In an ideal world, every OpenStack deployment should have a ‘staging’ version, so production critical workloads can be tested against the next release. You should also have an R&D environment for more disruptive testing and staff training purposes. But we know this isn’t always possible, so what’s the alternative?
The cost of implementing a new environment for testing is often prohibitive, from a time and money perspective. So, how do you go about training new staff preparing for their Certified OpenStack Administrator (COA) certification? How do you test new OpenStack projects without impacting your current production system?
One option is to deploy OpenStack on OpenStack, giving you the option of running multiple versions on the same hardware. Now, it’s worth pointing out at this early stage that performance will be significantly down on a production system running on dedicated hardware, so this is only aimed at functional testing, and certainly can’t be used to run production workloads.
So assuming you want to deploy this type of testing environment, how do you go about it and what do you need?
In the first part of this blog series, I’m going to cover how to deploy the infrastructure on virtual machines (VMs) using Heat. My upcoming articles will continue to explore the implementation process in detail:
- Part 2: Configuring the infrastructure VMs using Ansible
- Part 3: Installing OpenStack using OpenStack-Ansible
- Part 4: Setting up OpenVPN and accessing your VMs
Deploying using Heat
The aim of this deployment is to mirror a production system where possible, whilst allowing for limitations by running with nested virtualisation. As an OpenStack Specialist Architect, I have access to the Rackspace Public Cloud powered by OpenStack, so I leverage this for my own testing. My approach can be easily adapted and used to deploy onto your own OpenStack Private Cloud, or even as an alternate public cloud.
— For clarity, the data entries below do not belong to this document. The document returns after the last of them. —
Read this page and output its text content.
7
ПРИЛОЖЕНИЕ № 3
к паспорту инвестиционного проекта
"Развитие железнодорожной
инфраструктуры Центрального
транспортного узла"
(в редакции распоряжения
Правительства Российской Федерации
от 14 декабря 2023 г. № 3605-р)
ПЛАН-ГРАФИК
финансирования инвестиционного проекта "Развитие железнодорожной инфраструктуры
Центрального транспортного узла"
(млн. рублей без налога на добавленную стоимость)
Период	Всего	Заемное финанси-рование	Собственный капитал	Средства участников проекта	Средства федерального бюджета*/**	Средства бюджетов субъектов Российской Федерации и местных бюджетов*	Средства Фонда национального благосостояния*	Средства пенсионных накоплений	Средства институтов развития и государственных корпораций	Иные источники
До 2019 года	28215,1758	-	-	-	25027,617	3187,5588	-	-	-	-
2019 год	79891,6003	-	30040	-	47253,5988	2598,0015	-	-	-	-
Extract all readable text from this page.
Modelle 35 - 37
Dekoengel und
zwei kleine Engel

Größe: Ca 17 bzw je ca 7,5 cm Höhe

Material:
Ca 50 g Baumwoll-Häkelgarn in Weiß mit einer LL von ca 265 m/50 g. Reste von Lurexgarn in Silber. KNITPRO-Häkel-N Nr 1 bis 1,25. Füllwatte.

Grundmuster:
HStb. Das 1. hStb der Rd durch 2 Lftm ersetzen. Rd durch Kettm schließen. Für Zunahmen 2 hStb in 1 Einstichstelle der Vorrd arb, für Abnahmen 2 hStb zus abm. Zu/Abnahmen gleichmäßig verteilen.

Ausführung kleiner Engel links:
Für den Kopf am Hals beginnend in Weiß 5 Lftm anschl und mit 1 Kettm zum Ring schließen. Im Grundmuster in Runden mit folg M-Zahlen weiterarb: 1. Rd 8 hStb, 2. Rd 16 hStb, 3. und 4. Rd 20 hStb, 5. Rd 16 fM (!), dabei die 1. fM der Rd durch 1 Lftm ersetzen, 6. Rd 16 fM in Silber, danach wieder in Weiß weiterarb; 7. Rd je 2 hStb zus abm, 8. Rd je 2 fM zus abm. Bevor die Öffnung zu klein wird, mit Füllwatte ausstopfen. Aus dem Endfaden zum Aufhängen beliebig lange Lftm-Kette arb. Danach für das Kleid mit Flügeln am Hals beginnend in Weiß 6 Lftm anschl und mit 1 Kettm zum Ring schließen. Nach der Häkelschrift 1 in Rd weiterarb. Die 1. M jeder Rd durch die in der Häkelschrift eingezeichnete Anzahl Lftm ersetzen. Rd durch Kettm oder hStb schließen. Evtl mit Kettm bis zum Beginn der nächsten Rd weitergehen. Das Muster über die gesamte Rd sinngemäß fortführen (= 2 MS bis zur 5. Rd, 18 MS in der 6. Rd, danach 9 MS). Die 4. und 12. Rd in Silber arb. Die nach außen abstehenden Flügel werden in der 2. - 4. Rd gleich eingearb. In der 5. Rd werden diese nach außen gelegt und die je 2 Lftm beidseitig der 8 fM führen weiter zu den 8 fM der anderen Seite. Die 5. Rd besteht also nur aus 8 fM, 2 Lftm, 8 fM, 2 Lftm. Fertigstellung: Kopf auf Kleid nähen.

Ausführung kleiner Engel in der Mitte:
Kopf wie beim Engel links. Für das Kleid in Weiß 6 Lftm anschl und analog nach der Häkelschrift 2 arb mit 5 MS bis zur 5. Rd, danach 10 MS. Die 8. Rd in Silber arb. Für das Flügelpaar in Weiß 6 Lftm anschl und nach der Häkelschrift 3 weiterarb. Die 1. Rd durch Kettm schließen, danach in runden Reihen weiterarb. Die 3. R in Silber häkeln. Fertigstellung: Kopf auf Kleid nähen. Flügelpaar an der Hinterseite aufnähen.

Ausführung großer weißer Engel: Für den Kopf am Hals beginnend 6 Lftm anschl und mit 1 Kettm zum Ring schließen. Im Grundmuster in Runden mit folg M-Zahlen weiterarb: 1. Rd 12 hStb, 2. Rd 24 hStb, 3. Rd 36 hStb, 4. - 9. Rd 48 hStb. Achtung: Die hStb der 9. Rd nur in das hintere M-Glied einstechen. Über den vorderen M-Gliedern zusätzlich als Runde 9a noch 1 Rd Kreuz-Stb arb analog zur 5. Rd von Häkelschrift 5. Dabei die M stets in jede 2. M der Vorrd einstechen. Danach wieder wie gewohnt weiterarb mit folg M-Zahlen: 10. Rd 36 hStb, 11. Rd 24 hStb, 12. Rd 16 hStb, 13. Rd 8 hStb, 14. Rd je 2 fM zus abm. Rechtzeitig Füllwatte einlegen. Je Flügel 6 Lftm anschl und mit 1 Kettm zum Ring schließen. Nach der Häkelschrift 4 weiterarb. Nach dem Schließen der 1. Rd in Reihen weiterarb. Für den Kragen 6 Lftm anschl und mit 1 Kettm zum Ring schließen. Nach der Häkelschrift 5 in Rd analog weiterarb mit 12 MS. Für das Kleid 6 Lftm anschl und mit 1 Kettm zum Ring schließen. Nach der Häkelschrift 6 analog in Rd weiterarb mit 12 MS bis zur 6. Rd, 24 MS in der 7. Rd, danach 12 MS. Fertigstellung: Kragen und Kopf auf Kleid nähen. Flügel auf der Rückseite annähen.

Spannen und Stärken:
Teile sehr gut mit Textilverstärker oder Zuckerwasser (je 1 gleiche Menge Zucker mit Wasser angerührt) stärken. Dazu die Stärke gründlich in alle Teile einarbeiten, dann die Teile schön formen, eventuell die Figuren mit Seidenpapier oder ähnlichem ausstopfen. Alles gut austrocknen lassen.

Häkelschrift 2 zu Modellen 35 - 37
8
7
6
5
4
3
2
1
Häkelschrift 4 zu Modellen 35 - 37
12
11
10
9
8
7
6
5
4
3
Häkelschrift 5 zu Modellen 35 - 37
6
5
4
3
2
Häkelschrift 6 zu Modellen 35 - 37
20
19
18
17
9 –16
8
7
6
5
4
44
You’ll need to prepare your environment by setting up networking and deploying a set of VMs which’ll simulate your physical servers in a real deployment. The easiest way to achieve this is by using Heat – click here for a copy of my Heat template.
My Heat template will deploy the following networks:
The following networks are created by mirroring a physical installation of OpenStack, using OpenStack-Ansible:
- Management network: used by all hosts, and containers which run on controllers, and is the central OpenStack management network.
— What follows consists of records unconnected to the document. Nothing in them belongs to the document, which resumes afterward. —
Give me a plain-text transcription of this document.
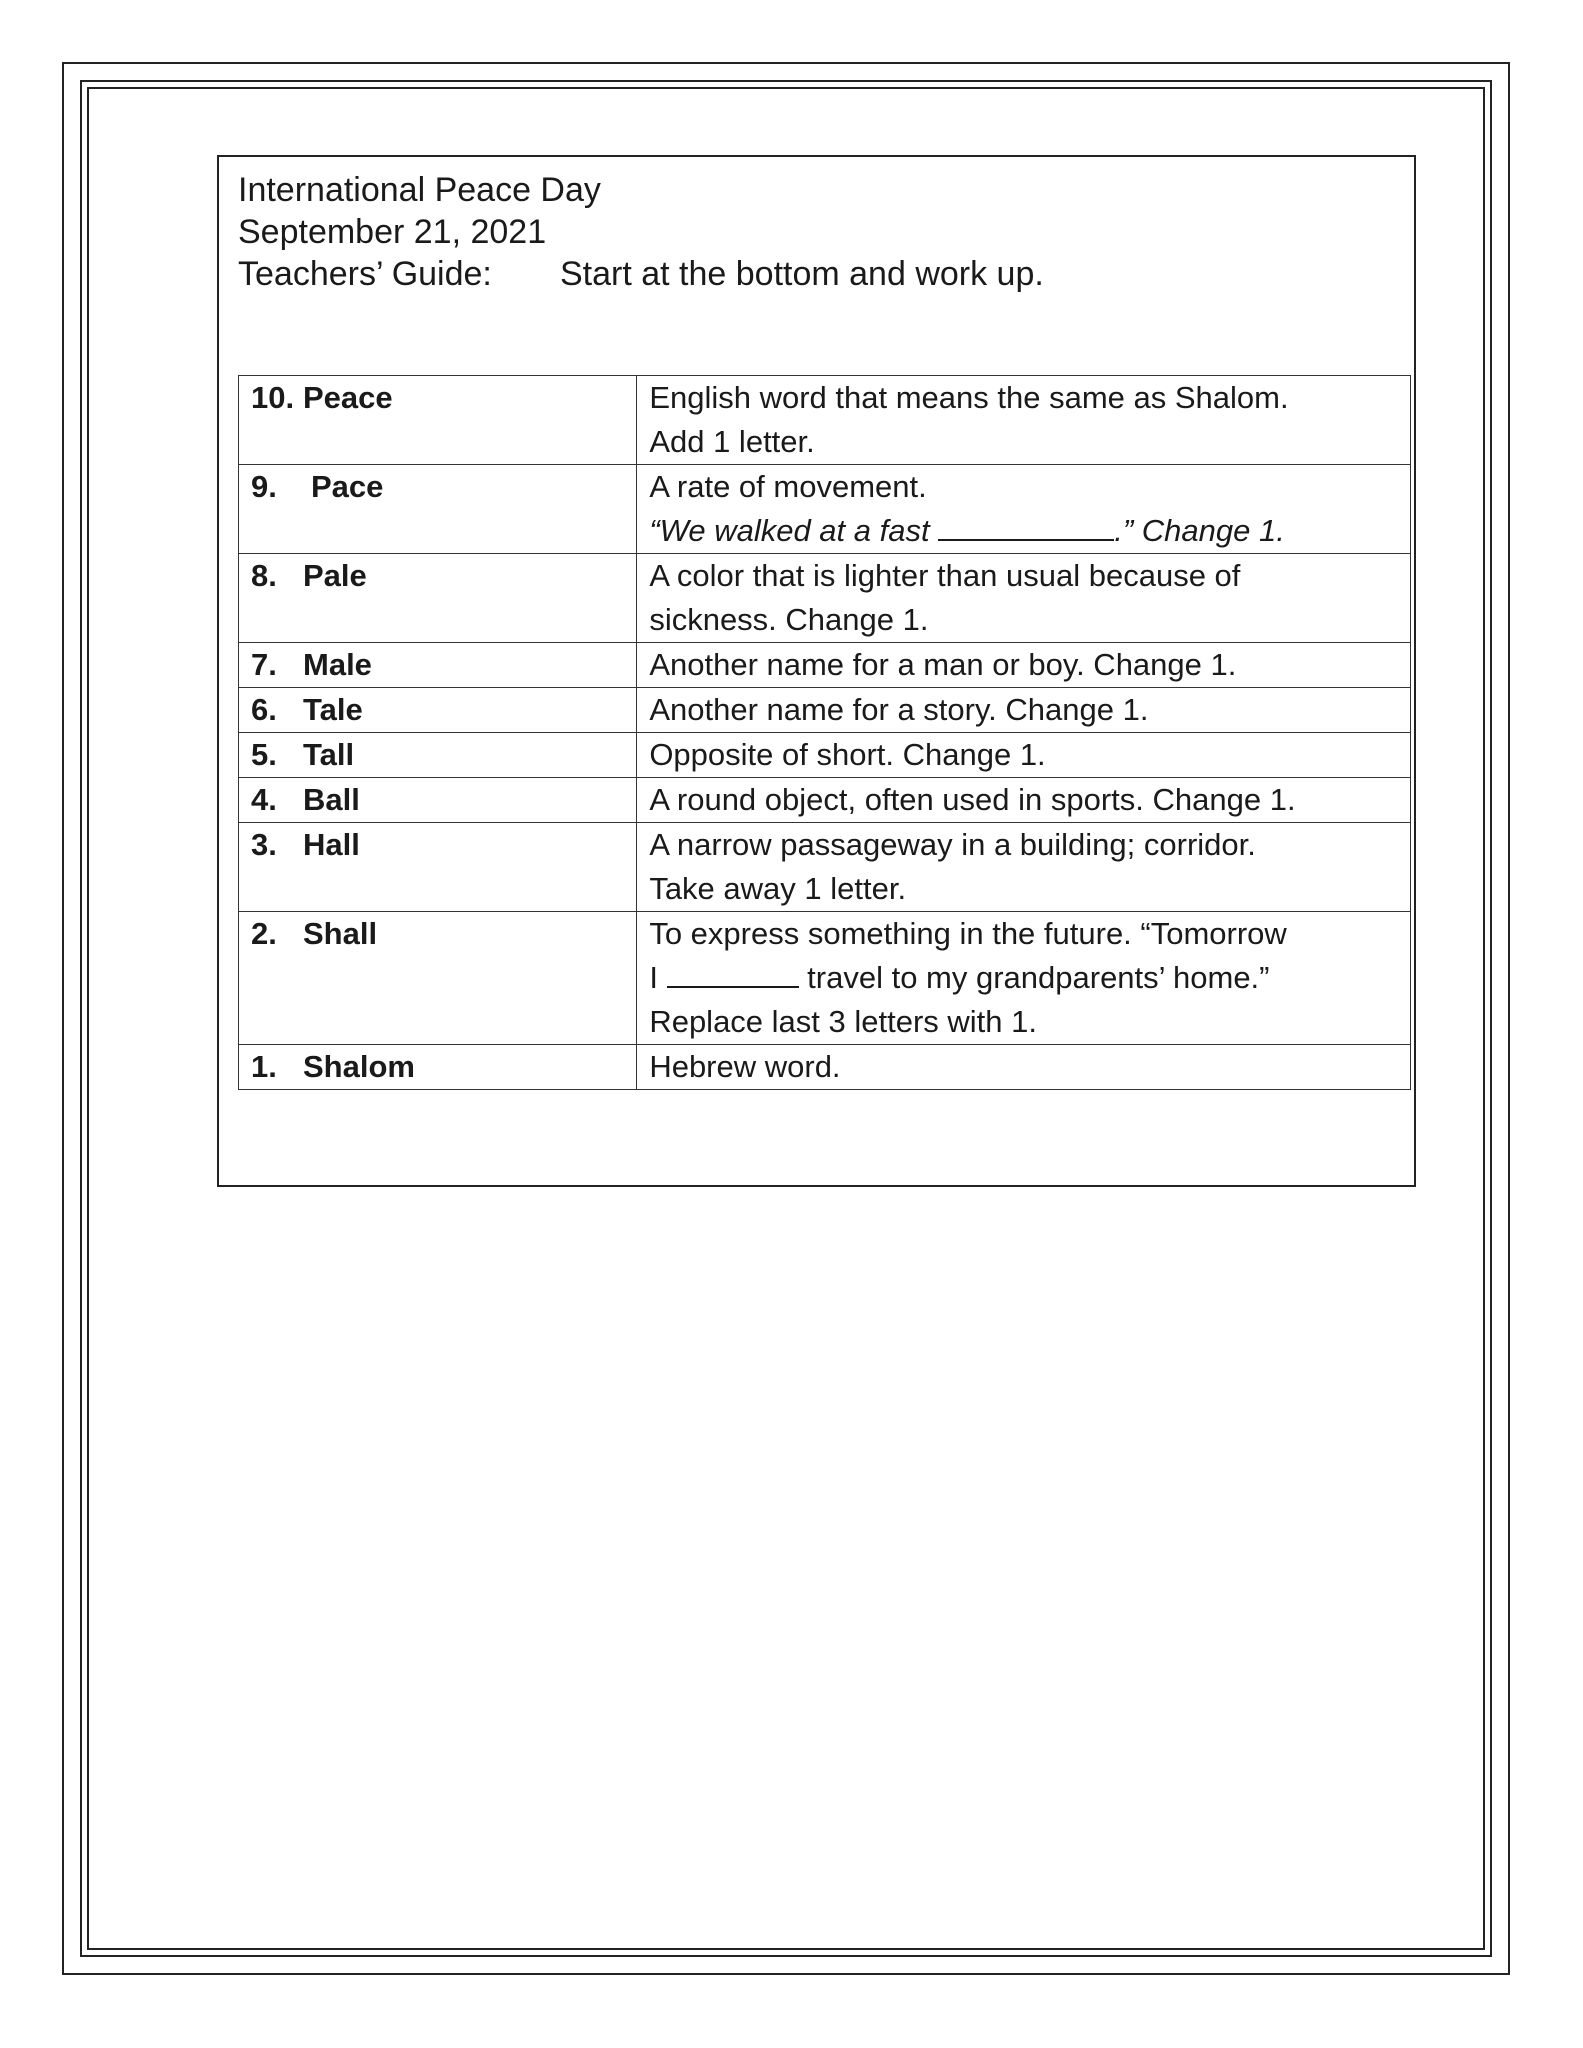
International Peace Day
September 21, 2021
Teachers’ Guide: Start at the bottom and work up.
10. Peace	English word that means the same as Shalom.
Add 1 letter.

9. Pace	A rate of movement.
“We walked at a fast .” Change 1.

8. Pale	A color that is lighter than usual because of
sickness. Change 1.

7. Male	Another name for a man or boy. Change 1.

6. Tale	Another name for a story. Change 1.

5. Tall	Opposite of short. Change 1.

4. Ball	A round object, often used in sports. Change 1.

3. Hall	A narrow passageway in a building; corridor.
Take away 1 letter.

2. Shall	To express something in the future. “Tomorrow
I travel to my grandparents’ home.”
Replace last 3 letters with 1.

1. Shalom	Hebrew word.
- Storage: provides access to Swift object storage via Swift proxies running on controllers, and access to Ceph storage nodes.
- Storage replication: handles Swift and Ceph storage replication between nodes.
- Flat: enables provider networks without VLAN tagging, keeping it public cloud friendly.
- VXLAN: used by OpenStack when creating private networks using VXLAN, as VLAN tagged networks on public cloud aren’t easy to leverage.
In hindsight, a more suitable name for the VXLAN network could’ve been ‘tenant’ or ‘private’ as the network isn’t using VXLAN tech natively at the public cloud layer. However, the virtual hypervisors use VXLAN when creating their own private networks which run across this network.
This is where it gets interesting. For a physical install, the above networks would be used with bridges and possibly bonds to provide High Availability (HA). If you have full control of the underlying OpenStack installation you’re deploying on, you could create suitable networks which don’t have security layers – such as IP and MAC address filtering – to enable a seamless deployment. However, if running this deployment on a public cloud, you’ll need to implement an overlay network to surpass security restrictions. You can learn more around advanced networking on public clouds here.
The trick is to deploy what I call the ‘encapsulation network’, followed by modifying the configuration of all VMs to enable VXLAN encapsulation of any network where containers are required to communicate with other containers or hosts. The flat, management, storage and VXLAN networks are encapsulated with a VXLAN tunnel – preventing the public cloud IP and MAC filtering from blocking traffic to/from containers. The configuration of the VXLAN tunnel is covered in the second part of this blog series.
The following VMs are deployed by the Heat template:
- ceph1-3: three Ceph storage nodes to provide block storage and Glance backend storage
- compute1-3: three compute nodes which’ll run QEMU
- console: admin VM to enable direct access to VMs – can implement a desktop environment to provide local browser
- controller1-3: three controller nodes mirroring a production configuration
- gw: Linux router and Squid proxy enabling provider network functionality and improved deployment speeds
- lb1: HA proxy load balancer to front the three controller nodes
- swift1-3: three Swift storage nodes to provide Object storage
To simulate a physical installation of OpenStack, some VMs have additional volumes assigned to them. The controller and compute nodes utilise volume groups, which OpenStack-Ansible expects to find on nodes with these roles. The Swift nodes have five volumes assigned, OpenStack-Ansible expects to see these mounted as individual partitions – keep an eye out for part two of my blog series where I’ll be covering the configuration of these partitions. Finally, Ceph nodes also have five additional volumes assigned, but these do not require pre-configuration as the OpenStack-Ansible tooling handles this for you.
To deploy the environment you simply need to use the Heat template “openstack-osa-framework.yaml” to create all of the infrastructure on your OpenStack cloud.
Note, at the time of publication, v2.0 of the git repo deploys the environment as described above, however the repo is under active development with Designate and Octavia due to be added soon, so keep an eye out for updates.